Upstairs, after Greer and Cassie had helped her into the gown Madame Gascoigne had turned out in record time, there had been a knock on the bedchamber door. Michael entered, and pulling on his cuffs, announced, “I’ve come to offer myself up.”
Audrey peered at him in the mirror’s reflection as Greer pinned a dainty, crystal-studded netting over her upswept hair.
The mirror was one of the only pieces of furniture in the room, other than a few trunks and the large tester bed that gave her an electric thrill when she imagined sharing it with Hugh that night.
“How so?” Audrey asked.
“To walk you down the aisle, of course,” he answered. “We are still family. Your marrying the viscount won’t change that.”

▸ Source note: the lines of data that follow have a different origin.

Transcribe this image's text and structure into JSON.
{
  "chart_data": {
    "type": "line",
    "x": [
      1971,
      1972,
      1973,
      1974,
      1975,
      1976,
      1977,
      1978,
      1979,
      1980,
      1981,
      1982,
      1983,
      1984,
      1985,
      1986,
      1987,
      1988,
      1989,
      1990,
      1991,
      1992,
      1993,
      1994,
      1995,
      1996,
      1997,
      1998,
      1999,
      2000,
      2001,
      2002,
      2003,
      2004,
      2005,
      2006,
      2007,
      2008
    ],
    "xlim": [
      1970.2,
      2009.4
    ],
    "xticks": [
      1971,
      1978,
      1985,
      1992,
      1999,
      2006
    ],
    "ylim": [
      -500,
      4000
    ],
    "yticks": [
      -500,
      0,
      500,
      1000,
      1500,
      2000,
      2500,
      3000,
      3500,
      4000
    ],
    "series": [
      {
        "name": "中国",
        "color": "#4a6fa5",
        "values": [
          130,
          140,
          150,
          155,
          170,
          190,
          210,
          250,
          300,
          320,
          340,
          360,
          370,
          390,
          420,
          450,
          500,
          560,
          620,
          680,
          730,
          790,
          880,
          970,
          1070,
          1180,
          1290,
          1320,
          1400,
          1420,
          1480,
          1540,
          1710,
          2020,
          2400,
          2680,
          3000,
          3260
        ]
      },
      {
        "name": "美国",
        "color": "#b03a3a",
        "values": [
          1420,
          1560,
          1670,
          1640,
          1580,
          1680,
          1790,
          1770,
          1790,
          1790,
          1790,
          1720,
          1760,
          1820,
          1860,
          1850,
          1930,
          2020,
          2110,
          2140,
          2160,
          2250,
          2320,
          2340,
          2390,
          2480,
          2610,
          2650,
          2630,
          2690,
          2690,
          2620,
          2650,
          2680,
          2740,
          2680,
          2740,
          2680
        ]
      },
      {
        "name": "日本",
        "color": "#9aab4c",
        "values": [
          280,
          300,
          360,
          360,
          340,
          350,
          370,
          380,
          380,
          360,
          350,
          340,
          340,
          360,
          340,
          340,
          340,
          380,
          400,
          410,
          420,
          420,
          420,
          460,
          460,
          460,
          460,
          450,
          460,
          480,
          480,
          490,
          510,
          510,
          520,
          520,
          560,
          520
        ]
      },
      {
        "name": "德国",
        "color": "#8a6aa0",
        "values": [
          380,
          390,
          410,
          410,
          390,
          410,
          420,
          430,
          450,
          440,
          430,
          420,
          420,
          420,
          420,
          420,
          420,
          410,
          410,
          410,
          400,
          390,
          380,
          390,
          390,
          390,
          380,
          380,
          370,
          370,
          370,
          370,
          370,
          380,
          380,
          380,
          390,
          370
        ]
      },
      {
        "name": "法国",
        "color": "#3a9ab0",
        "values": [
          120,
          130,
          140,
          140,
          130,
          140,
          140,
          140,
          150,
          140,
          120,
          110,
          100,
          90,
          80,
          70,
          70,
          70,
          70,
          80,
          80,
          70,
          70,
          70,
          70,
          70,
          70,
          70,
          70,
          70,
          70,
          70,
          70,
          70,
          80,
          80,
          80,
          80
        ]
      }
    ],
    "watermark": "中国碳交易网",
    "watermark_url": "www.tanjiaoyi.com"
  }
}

Audrey turned from the mirror, the sting of tears biting the corners of her eyes.
“Oh, Michael.” Greer quickly finished with the netting pins, and Audrey went to him.
His alarm at her approach was significant, as if he worried she was going to throw herself into his arms. But she stopped short of that and only took his hands into hers.
“I’m lucky to have you. Both you and Genie. Cassie and Tobias too.”
“I should say so,” Cassie said, suppressing a grin as she came forward with the pair of tall silk gloves the modiste had sent as well.
Audrey sniffled, knowing she couldn’t cry before the wedding. It would make her eyes red and puffy. “Thank you for the offer, Michael, but I want to walk myself down the aisle,” she said. “I’m giving myself to Hugh.”
Michael nodded, a bashful grin forming. “I could not be happier for you.”
So, after a long time coming, and a short walk down the aisle, her eyes hinged on her groom with every step, Audrey reached the altar on her own. Though, as Hugh came forward and took her hand into his, she knew she would never be on her own again.